B-trees are more complex, but they can efficiently handle ANY insertion order
2-3 trees (and 2-3-4 trees) are a real pain to implement, and suffer from performance problems. Issues include:
Maintaining different node types
Interconversion of nodes between 2-nodes and 3-nodes
Walking up the tree to split nodes
BST Structure and Tree Rotation
BSTs
Suppose we have a BST with the numbers 1, 2, 3. Five possible BSTs
The specific BST you get is based on the insertion order
More generally, for N items, there are Catalan(N) different BSTs
Given any BST, it is possible to move to a different configuration using "rotation"
In general, can move from any configuration to any other in 2n - 6 rotations
Tree Rotation Definition
rotateLeft(G): Let x be the right child of G. Make G the new left child of x
Preserves search tree property. No change to semantics of tree
Can think of as temporarily G and P, then sending G down and left
rotateRight(P): Let x be the left child of P. Make P the new right child of x
Can think of as temporarily merging G and P, then sending P down and right
Rotation for Balance
Rotation:
Can shorten (or lengthen) a tree
Preserves search tree property
Rotation: An Alternate Approach to Balance
Rotation:
Can shorten (or lengthen) a tree
Preserves search tree property
Paying O(n) to occasionally balance a tree is not ideal. In this lecture, we''l see a better way to achieve balance through rotation
Red-Black Trees
Search Trees
There are many types of search trees:
Binary search trees: Can balance using rotation, but we have no algorithms for doing so (yet)

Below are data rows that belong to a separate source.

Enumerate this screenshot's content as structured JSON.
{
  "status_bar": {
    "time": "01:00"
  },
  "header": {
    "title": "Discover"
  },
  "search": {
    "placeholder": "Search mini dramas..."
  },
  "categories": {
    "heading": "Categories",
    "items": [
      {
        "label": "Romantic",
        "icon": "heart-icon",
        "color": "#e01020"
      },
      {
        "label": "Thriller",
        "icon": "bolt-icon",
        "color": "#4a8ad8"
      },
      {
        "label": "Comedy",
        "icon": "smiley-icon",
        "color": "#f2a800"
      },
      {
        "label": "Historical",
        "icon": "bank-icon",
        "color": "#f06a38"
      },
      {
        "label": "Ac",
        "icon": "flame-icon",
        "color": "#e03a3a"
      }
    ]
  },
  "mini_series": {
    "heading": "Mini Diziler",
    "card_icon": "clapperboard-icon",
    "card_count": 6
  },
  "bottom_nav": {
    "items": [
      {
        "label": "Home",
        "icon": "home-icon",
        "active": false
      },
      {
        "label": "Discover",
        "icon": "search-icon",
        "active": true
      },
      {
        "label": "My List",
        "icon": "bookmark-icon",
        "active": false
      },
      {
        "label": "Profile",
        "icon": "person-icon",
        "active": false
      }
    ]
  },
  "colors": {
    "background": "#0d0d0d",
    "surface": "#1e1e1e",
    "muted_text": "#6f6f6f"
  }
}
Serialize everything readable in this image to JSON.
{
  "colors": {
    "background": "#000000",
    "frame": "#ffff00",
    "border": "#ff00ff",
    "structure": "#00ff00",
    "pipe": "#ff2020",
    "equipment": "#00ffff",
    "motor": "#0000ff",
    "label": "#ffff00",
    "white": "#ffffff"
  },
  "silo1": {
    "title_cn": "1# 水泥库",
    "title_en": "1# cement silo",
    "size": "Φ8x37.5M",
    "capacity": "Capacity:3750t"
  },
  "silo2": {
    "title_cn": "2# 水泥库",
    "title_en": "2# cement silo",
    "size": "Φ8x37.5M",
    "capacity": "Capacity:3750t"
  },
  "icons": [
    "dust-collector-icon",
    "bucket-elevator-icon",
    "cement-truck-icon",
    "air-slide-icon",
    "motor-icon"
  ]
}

2-3 trees: Balanced by construction, i.e. no rotations required
Let's try something clever, but strange
Our goal: Build a BST that is structurally identical to a 2-3 tree
Since 2-3 trees are balanced, so will our special BSTs.
Representing a 2-3 Tree as a BST
A 2-3 tree with only 2-nodes is trivial
BST is exactly the same!
What do we do about 3-nodes?
Possibility 1: Create dummy "glue" nodes
Result is inelegant. Wasted link. Code will be ugly
Possibility 2: Create "glue" links with the smaller item off to the left
Idea is commonly used in practice
Left-Leaning Red Black Binary Search Tree (LLRB)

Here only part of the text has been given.